I believe in time and in cherishing every moment I have, because I know that my time on earth is limited.
Ironically, my belief is also something that scares me the most. I fear that I am in a constant race with the clock, and it’s beating me by a mile.
Who put a limit on a time anyways? Who says that x amount of minutes equals y amount of hours or days? I wish life could have an infinite amount of time, where hours just sort of float on without measure. If you think about it, our life is run by time, and I really wish life wasn’t that way. I wish my day could be extended by hours so I can fit in the things I procrastinate. Although I believe in time, I am in no way good at managing it. In fact, my time management stinks. I’m late for almost everything, and I do all my homework at midnight because I figure it won’t take me three hours to do it. Throughout my long seventeen years, however, I’ve realized that there is never enough time.

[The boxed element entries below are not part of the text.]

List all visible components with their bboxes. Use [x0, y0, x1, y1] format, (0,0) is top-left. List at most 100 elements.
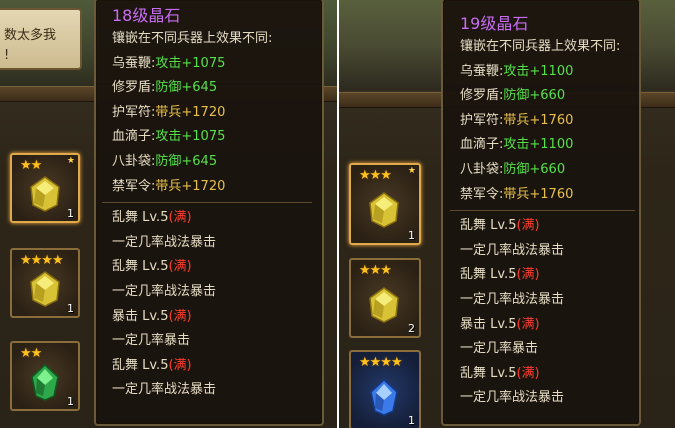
blue-crystal-icon — [365, 378, 403, 416]
bonus-row: 乌蚕鞭:攻击+1075 — [112, 52, 322, 77]
gem-slot[interactable]: ★★★★ 1 — [349, 350, 421, 428]
star-rating: ★★★★ — [359, 355, 403, 370]
skill-desc: 一定几率战法暴击 — [112, 283, 217, 299]
skill-name: 暴击 Lv.5 — [112, 308, 169, 324]
skill-status: (满) — [168, 210, 192, 226]
star-rating: ★★ — [20, 158, 42, 173]
message-line: 数太多我 — [4, 28, 57, 43]
skill-row: 乱舞 Lv.5(满) — [460, 263, 639, 288]
bonus-row: 禁军令:带兵+1720 — [112, 175, 322, 200]
weapon-name: 八卦袋: — [112, 153, 156, 169]
weapon-name: 禁军令: — [112, 178, 156, 194]
star-rating: ★★★ — [359, 263, 392, 278]
bonus-value: 带兵+1720 — [155, 104, 226, 120]
message-line: ! — [4, 48, 10, 63]
bonus-value: 防御+660 — [503, 161, 566, 177]
left-screenshot-panel: 数太多我 ! ★★ ★ 1 ★★★★ 1 ★★ 1 18级晶石 镶嵌在不同兵器上… — [0, 0, 337, 428]
bonus-value: 带兵+1760 — [503, 112, 574, 128]
bonus-row: 八卦袋:防御+660 — [460, 158, 639, 183]
weapon-name: 禁军令: — [460, 186, 504, 202]
bonus-value: 带兵+1720 — [155, 178, 226, 194]
weapon-name: 八卦袋: — [460, 161, 504, 177]
bonus-value: 攻击+1100 — [503, 137, 574, 153]
skill-name: 乱舞 Lv.5 — [112, 357, 169, 373]
bonus-row: 护军符:带兵+1760 — [460, 109, 639, 134]
bonus-row: 修罗盾:防御+660 — [460, 84, 639, 109]
marked-star-icon: ★ — [407, 166, 416, 176]
gem-slot[interactable]: ★★★ ★ 1 — [349, 163, 421, 245]
item-count: 2 — [408, 322, 415, 335]
item-count: 1 — [67, 302, 74, 315]
bonus-row: 八卦袋:防御+645 — [112, 150, 322, 175]
gem-slot[interactable]: ★★ ★ 1 — [10, 153, 80, 223]
yellow-crystal-icon — [365, 191, 403, 229]
weapon-name: 乌蚕鞭: — [460, 63, 504, 79]
skill-name: 乱舞 Lv.5 — [112, 259, 169, 275]
skill-status: (满) — [516, 316, 540, 332]
item-tooltip: 19级晶石 镶嵌在不同兵器上效果不同: 乌蚕鞭:攻击+1100 修罗盾:防御+6… — [441, 0, 641, 426]
skill-name: 乱舞 Lv.5 — [112, 210, 169, 226]
bonus-value: 防御+645 — [155, 153, 218, 169]
yellow-crystal-icon — [365, 286, 403, 324]
bonus-row: 护军符:带兵+1720 — [112, 101, 322, 126]
skill-desc: 一定几率战法暴击 — [460, 291, 565, 307]
item-tooltip: 18级晶石 镶嵌在不同兵器上效果不同: 乌蚕鞭:攻击+1075 修罗盾:防御+6… — [94, 0, 324, 426]
weapon-name: 乌蚕鞭: — [112, 55, 156, 71]
skill-row: 乱舞 Lv.5(满) — [460, 214, 639, 239]
skill-row: 暴击 Lv.5(满) — [112, 305, 322, 330]
bonus-row: 乌蚕鞭:攻击+1100 — [460, 60, 639, 85]
skill-desc: 一定几率战法暴击 — [112, 234, 217, 250]
tooltip-title: 18级晶石 — [112, 6, 181, 25]
item-count: 1 — [67, 395, 74, 408]
bonus-row: 禁军令:带兵+1760 — [460, 183, 639, 208]
skill-row: 乱舞 Lv.5(满) — [112, 255, 322, 280]
skill-desc: 一定几率暴击 — [112, 333, 191, 349]
gem-slot[interactable]: ★★★★ 1 — [10, 248, 80, 318]
bonus-value: 攻击+1075 — [155, 129, 226, 145]
yellow-crystal-icon — [26, 270, 64, 308]
item-count: 1 — [408, 229, 415, 242]
skill-row: 暴击 Lv.5(满) — [460, 313, 639, 338]
skill-status: (满) — [516, 365, 540, 381]
item-count: 1 — [408, 414, 415, 427]
weapon-name: 护军符: — [112, 104, 156, 120]
weapon-name: 血滴子: — [112, 129, 156, 145]
bonus-value: 防御+645 — [155, 80, 218, 96]
gem-slot[interactable]: ★★★ 2 — [349, 258, 421, 338]
tooltip-title: 19级晶石 — [460, 14, 529, 33]
star-rating: ★★★★ — [20, 253, 64, 268]
skill-desc: 一定几率战法暴击 — [460, 390, 565, 406]
weapon-name: 修罗盾: — [112, 80, 156, 96]
skill-status: (满) — [168, 308, 192, 324]
weapon-name: 修罗盾: — [460, 88, 504, 104]
green-crystal-icon — [26, 363, 64, 401]
skill-status: (满) — [516, 218, 540, 234]
tooltip-divider — [102, 202, 312, 204]
skill-status: (满) — [168, 357, 192, 373]
item-count: 1 — [67, 207, 74, 220]
yellow-crystal-icon — [26, 175, 64, 213]
bonus-row: 血滴子:攻击+1075 — [112, 125, 322, 150]
skill-desc: 一定几率暴击 — [460, 341, 539, 357]
bonus-value: 防御+660 — [503, 88, 566, 104]
bonus-row: 血滴子:攻击+1100 — [460, 133, 639, 158]
weapon-name: 血滴子: — [460, 137, 504, 153]
skill-status: (满) — [516, 267, 540, 283]
star-rating: ★★ — [20, 346, 42, 361]
bonus-value: 攻击+1075 — [155, 55, 226, 71]
marked-star-icon: ★ — [66, 156, 75, 166]
skill-status: (满) — [168, 259, 192, 275]
skill-row: 乱舞 Lv.5(满) — [112, 354, 322, 379]
skill-row: 乱舞 Lv.5(满) — [112, 206, 322, 231]
gem-slot[interactable]: ★★ 1 — [10, 341, 80, 411]
skill-desc: 一定几率战法暴击 — [112, 382, 217, 398]
skill-name: 乱舞 Lv.5 — [460, 365, 517, 381]
skill-row: 乱舞 Lv.5(满) — [460, 362, 639, 387]
skill-desc: 一定几率战法暴击 — [460, 242, 565, 258]
skill-name: 暴击 Lv.5 — [460, 316, 517, 332]
bonus-row: 修罗盾:防御+645 — [112, 76, 322, 101]
tooltip-intro: 镶嵌在不同兵器上效果不同: — [460, 39, 621, 54]
skill-name: 乱舞 Lv.5 — [460, 267, 517, 283]
skill-name: 乱舞 Lv.5 — [460, 218, 517, 234]
right-screenshot-panel: ★★★ ★ 1 ★★★ 2 ★★★★ 1 19级晶石 镶嵌在不同兵器上效果不同:… — [339, 0, 675, 428]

I never really thought about time or my great time wasting skills until my mom passed away. I don’t regret a lot in life, but one of my biggest regrets is not spending more time with my mom. I took time for granted, and figured I would have a lot more time than I did. Instead of sitting and talking with her, I would go to a friend’s house or stay in my room on my computer or watching television. Little did I realize that time would be my worst enemy in this situation, stabbing me in the back when I least expected it. I thought that time was my best friend, and therefore, would always be there for me. But I was wrong, and now I really wish that I could get all of that time back. Unfortunately, I can’t turn back my clock, because time is permanent, cold and unmoving for everyone, including me.
Each day, I don’t take life for granted anymore. I live in the moment and live like today is my last. After all, that’s what life is all about, living in the moment and not wasting any time. More importantly, I remember that time can’t go on forever, and no matter how hard I try, time will not extend or rewind itself for me. I have found that time management doesn’t always have to be great because it’s not how long I spend doing something, but what I do with my time that matters. In order to win that long, hard race against time, I need to make the most of life and live every day fully and completely. Some days may seem to go by faster than others, but I know if I make the most of every second, one day it, it will be worth it.